UPDATED 21:35 EDT / MAY 06 2019

CLOUD

Cloud infrastructure spending tops $21B in first quarter

Analyst firm Synergy Research Group’s latest numbers on public cloud infrastructure spending shows that enterprises just can’t satisfy their voracious appetite for hosted services.

Spending on cloud infrastructure jumped by 42% in the first quarter of 2019 from a year ago. Synergy, which calculates cloud infrastructure spending using earnings data from the main cloud providers, said the market generated more than $21 billion in revenue during the last quarter.

Revenue for the last four quarters meanwhile topped $75 billion. The bulk of that spending went to infrastructure-as-a-service and platform-as-a-service offerings, which saw their combined revenue jump by 48% in the most recent quarter.

It’s always interesting to see who are the most dominant and fastest growing cloud providers, and Synergy never disappoints in that regard. Once again, it puts Amazon Web Services Inc. in the lead by some distance, growing faster than the overall cloud infrastructure market as it has done for the previous eight quarters.

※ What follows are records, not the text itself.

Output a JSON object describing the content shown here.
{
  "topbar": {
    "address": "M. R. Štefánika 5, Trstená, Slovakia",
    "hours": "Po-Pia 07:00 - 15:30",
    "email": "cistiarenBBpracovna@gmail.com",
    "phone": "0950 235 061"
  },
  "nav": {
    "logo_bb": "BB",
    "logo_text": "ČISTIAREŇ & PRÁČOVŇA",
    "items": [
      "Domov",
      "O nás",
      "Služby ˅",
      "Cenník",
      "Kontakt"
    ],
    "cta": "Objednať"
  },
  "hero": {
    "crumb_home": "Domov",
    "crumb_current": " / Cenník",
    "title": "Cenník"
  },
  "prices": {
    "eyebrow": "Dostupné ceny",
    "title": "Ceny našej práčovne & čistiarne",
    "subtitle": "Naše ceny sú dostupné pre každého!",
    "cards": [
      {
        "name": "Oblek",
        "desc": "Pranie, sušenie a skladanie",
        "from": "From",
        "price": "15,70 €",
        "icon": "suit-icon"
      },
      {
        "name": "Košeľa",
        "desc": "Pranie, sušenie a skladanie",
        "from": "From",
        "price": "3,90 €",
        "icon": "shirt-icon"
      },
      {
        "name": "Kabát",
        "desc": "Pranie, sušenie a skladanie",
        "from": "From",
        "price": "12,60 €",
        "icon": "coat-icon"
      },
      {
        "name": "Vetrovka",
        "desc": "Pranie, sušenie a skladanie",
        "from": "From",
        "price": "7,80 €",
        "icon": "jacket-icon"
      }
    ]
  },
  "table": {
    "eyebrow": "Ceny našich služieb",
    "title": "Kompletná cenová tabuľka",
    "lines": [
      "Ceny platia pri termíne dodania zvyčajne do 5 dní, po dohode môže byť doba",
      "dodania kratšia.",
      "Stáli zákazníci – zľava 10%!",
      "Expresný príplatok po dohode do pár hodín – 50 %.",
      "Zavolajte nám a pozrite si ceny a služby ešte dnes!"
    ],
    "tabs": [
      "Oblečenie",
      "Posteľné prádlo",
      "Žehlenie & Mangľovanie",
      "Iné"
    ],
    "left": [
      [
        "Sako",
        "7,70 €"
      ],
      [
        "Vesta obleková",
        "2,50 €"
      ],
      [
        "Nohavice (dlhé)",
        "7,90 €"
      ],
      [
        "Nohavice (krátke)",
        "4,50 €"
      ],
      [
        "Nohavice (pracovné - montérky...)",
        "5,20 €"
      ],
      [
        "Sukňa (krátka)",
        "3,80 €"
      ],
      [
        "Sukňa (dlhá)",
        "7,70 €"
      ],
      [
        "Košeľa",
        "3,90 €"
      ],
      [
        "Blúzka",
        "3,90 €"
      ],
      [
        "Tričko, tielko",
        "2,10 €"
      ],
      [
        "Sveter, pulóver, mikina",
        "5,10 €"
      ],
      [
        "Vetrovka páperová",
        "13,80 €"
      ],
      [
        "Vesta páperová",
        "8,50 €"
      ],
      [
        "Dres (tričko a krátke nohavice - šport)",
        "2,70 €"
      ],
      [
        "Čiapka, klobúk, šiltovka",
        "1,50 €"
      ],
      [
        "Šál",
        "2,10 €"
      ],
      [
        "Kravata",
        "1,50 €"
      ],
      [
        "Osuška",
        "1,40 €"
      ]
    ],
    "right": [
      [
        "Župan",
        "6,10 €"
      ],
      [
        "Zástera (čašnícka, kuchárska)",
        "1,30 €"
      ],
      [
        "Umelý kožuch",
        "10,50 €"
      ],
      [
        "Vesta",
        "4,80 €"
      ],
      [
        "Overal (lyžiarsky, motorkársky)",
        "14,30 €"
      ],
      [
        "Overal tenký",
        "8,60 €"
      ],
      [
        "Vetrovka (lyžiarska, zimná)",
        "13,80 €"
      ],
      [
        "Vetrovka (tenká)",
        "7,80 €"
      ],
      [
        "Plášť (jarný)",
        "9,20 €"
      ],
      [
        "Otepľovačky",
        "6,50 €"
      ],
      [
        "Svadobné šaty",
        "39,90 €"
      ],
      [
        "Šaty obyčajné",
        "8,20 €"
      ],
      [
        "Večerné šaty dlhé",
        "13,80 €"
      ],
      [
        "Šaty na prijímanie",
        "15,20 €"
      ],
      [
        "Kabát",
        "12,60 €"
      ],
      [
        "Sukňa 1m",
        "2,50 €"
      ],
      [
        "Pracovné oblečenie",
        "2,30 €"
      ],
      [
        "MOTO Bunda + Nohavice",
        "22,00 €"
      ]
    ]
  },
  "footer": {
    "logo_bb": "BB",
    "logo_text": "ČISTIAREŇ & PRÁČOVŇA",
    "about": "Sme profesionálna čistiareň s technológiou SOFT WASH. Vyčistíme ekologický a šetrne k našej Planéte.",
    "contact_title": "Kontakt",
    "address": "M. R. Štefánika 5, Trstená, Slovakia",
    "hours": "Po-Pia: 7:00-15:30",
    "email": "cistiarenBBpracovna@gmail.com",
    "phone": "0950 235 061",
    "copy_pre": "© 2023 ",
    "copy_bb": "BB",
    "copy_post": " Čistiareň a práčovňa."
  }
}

Trailing Amazon is a group of four cloud providers that are also seeing growth that outpaces the overall market. Microsoft Corp. with its Azure cloud platform is the runner-up, but Google LLC, Alibaba Group Holding Ltd. and Tencent Holdings all saw revenue gains of 70% or more in the last quarter.

The “big 5” are followed by another group of what Synergy calls “niche players” that include IBM Corp., Oracle Corp., Salesforce.com Inc. and Rackspace Inc., though they all have lower growth rates.

Specifically, Amazon was at 33% in the first quarter, Microsoft 16%, Google 8%, IBM 6%, Alibaba 5% and Salesforce 4%, John Dinsdale, Synergy’s chief analyst, told SiliconANGLE. “The other three cloud providers each have a 2% market share,” he noted.